APO

mardi 4 septembre 2012

Conférence de presse du porte-parole du gouvernement



(Du 3 septembre 2012)
Le point principal de notre communication de ce jour porte sur le dossier de l’agression perpétrée contre notre pays à partir du territoire du Rwanda. Cette agression fait l’objet de débats en cours dans les médias nationaux et globaux ainsi qu’au sein du Comité des sanctions du Conseil de sécurité des Nations Unies et au Rwanda même où des officiels multiplient des déclarations en sens divers à ce sujet.
L’événement de la fin de la semaine aura été le grand spectacle son et lumière offert gratuitement par les autorités du Rwanda sur le retrait de quelques 300 de leurs militaires qui auraient, selon leur version, continué à bivouaquer sur notre territoire sur base de l’Opération Umoja Wetu dans le cadre duquel nos deux pays avaient organisé la traque conjointe des FDLR par les FARDC et les RDF début 2009.

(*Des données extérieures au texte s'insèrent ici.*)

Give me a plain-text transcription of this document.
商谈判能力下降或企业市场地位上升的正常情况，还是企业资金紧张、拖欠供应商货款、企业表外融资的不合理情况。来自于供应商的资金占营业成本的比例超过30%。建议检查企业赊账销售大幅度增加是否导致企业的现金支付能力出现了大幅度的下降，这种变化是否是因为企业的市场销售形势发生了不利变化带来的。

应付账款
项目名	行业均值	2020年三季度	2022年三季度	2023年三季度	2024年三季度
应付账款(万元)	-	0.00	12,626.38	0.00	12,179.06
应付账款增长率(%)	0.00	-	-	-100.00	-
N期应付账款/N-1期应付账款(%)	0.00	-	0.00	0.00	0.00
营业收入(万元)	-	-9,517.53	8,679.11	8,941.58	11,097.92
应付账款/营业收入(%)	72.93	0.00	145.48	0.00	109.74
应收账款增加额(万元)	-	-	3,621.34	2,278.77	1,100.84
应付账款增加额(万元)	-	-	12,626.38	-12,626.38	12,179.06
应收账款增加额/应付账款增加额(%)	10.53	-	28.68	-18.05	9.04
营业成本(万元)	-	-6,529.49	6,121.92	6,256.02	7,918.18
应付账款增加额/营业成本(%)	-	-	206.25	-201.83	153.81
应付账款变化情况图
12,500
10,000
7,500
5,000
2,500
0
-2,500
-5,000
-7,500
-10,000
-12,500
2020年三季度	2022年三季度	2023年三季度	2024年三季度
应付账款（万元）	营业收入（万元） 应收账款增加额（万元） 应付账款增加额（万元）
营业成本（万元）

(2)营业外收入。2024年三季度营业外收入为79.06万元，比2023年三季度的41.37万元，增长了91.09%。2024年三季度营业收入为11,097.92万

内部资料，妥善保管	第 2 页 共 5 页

La première chose à dire à ce sujet, c’est que les observateurs rwandais qui sont supposés avoir été retirés en la circonstance avaient pour mission la surveillance de la frontière Rwanda – RDC de concert avec leurs homologues de la RDC. Ils n’ont strictement rien à voir avec l’Opération Umoja Wetu qui a, comme on le sait, définitivement pris fin en date du 25 février 2009 et n’a jamais, je dis bien jamais, été prorogée. Il est tout de même curieux que le gouvernement rwandais qui a régulièrement accusé la RD Congo de soutenir les FDLR cherche aujourd’hui à faire croire en l’existence d’accords secrets entre les deux Etats pour une sorte de tacite prorogation de l’opération anti-FDLR Umoja Wetu. Quand faut-il croire Kigali ? lorsqu’il nous accuse auprès de la Communauté internationale d’appuyer les forces négatives des FDLR ? ou lorsqu’il essaye de soulever l’opinion publique congolaise en suggérant qu’il existerait un accord secret autorisant la projection des troupes rwandaises sur notre territoire même après l’agression de ce pays contre le nôtre ? Dans ce cas précis, à force de mentir, les Rwandais ont fini par s’entremêler les pinceaux.

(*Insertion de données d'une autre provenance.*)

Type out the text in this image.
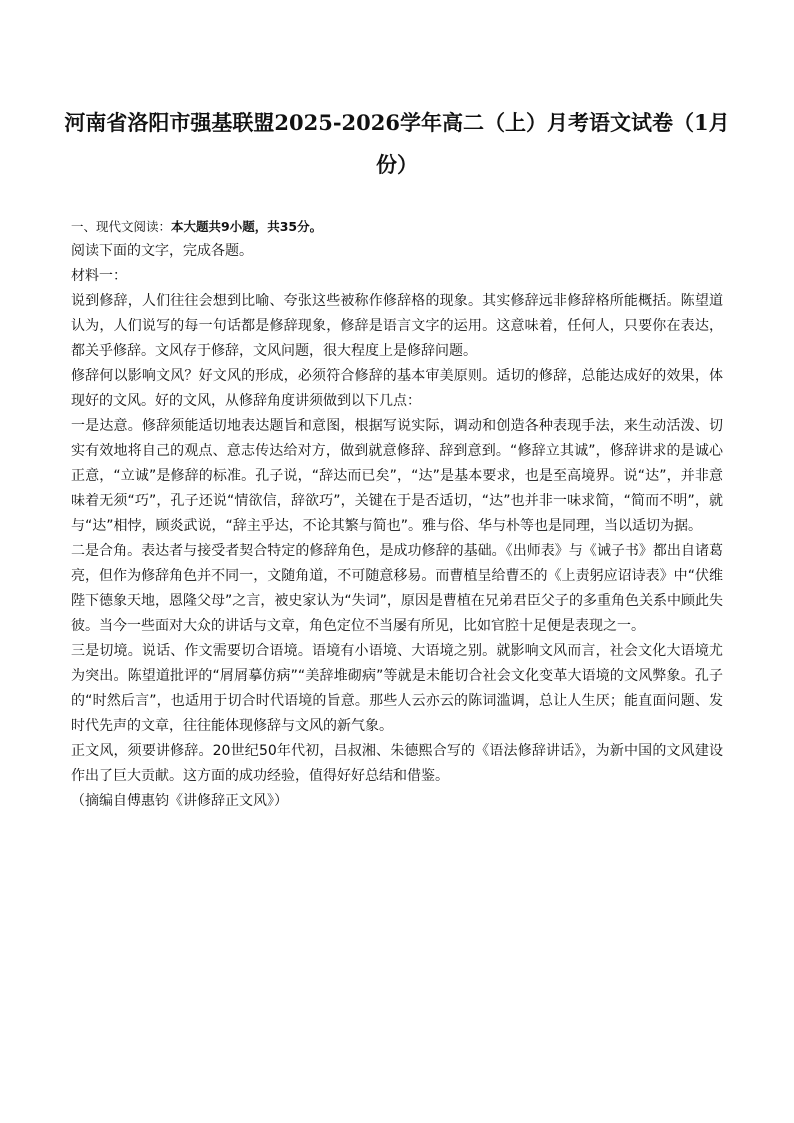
河南省洛阳市强基联盟2025-2026学年高二（上）月考语文试卷（1月份）
一、现代文阅读：本大题共9小题，共35分。

阅读下面的文字，完成各题。

材料一：

说到修辞，人们往往会想到比喻、夸张这些被称作修辞格的现象。其实修辞远非修辞格所能概括。陈望道认为，人们说写的每一句话都是修辞现象，修辞是语言文字的运用。这意味着，任何人，只要你在表达，都关乎修辞。文风存于修辞，文风问题，很大程度上是修辞问题。

修辞何以影响文风？好文风的形成，必须符合修辞的基本审美原则。适切的修辞，总能达成好的效果，体现好的文风。好的文风，从修辞角度讲须做到以下几点：

一是达意。修辞须能适切地表达题旨和意图，根据写说实际，调动和创造各种表现手法，来生动活泼、切实有效地将自己的观点、意志传达给对方，做到就意修辞、辞到意到。“修辞立其诚”，修辞讲求的是诚心正意，“立诚”是修辞的标准。孔子说，“辞达而已矣”，“达”是基本要求，也是至高境界。说“达”，并非意味着无须“巧”，孔子还说“情欲信，辞欲巧”，关键在于是否适切，“达”也并非一味求简，“简而不明”，就与“达”相悖，顾炎武说，“辞主乎达，不论其繁与简也”。雅与俗、华与朴等也是同理，当以适切为据。

二是合角。表达者与接受者契合特定的修辞角色，是成功修辞的基础。《出师表》与《诫子书》都出自诸葛亮，但作为修辞角色并不同一，文随角道，不可随意移易。而曹植呈给曹丕的《上责躬应诏诗表》中“伏维陛下德象天地，恩隆父母”之言，被史家认为“失词”，原因是曹植在兄弟君臣父子的多重角色关系中顾此失彼。当今一些面对大众的讲话与文章，角色定位不当屡有所见，比如官腔十足便是表现之一。

三是切境。说话、作文需要切合语境。语境有小语境、大语境之别。就影响文风而言，社会文化大语境尤为突出。陈望道批评的“屑屑摹仿病”“美辞堆砌病”等就是未能切合社会文化变革大语境的文风弊象。孔子的“时然后言”，也适用于切合时代语境的旨意。那些人云亦云的陈词滥调，总让人生厌；能直面问题、发时代先声的文章，往往能体现修辞与文风的新气象。

正文风，须要讲修辞。20世纪50年代初，吕叔湘、朱德熙合写的《语法修辞讲话》，为新中国的文风建设作出了巨大贡献。这方面的成功经验，值得好好总结和借鉴。

（摘编自傅惠钧《讲修辞正文风》）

La vérité la voici : longtemps après la défunte ops Umoja Wetu un accord bilatéral avait organisé un mécanisme de surveillance aux frontières entre la RDC et le Rwanda. Il s’agissait du déploiement dans ce cadre, d’une centaine d’officiers de renseignements militaires de part et d’autre afin de se rassurer mutuellement face aux accusations réciproques de déstabilisation.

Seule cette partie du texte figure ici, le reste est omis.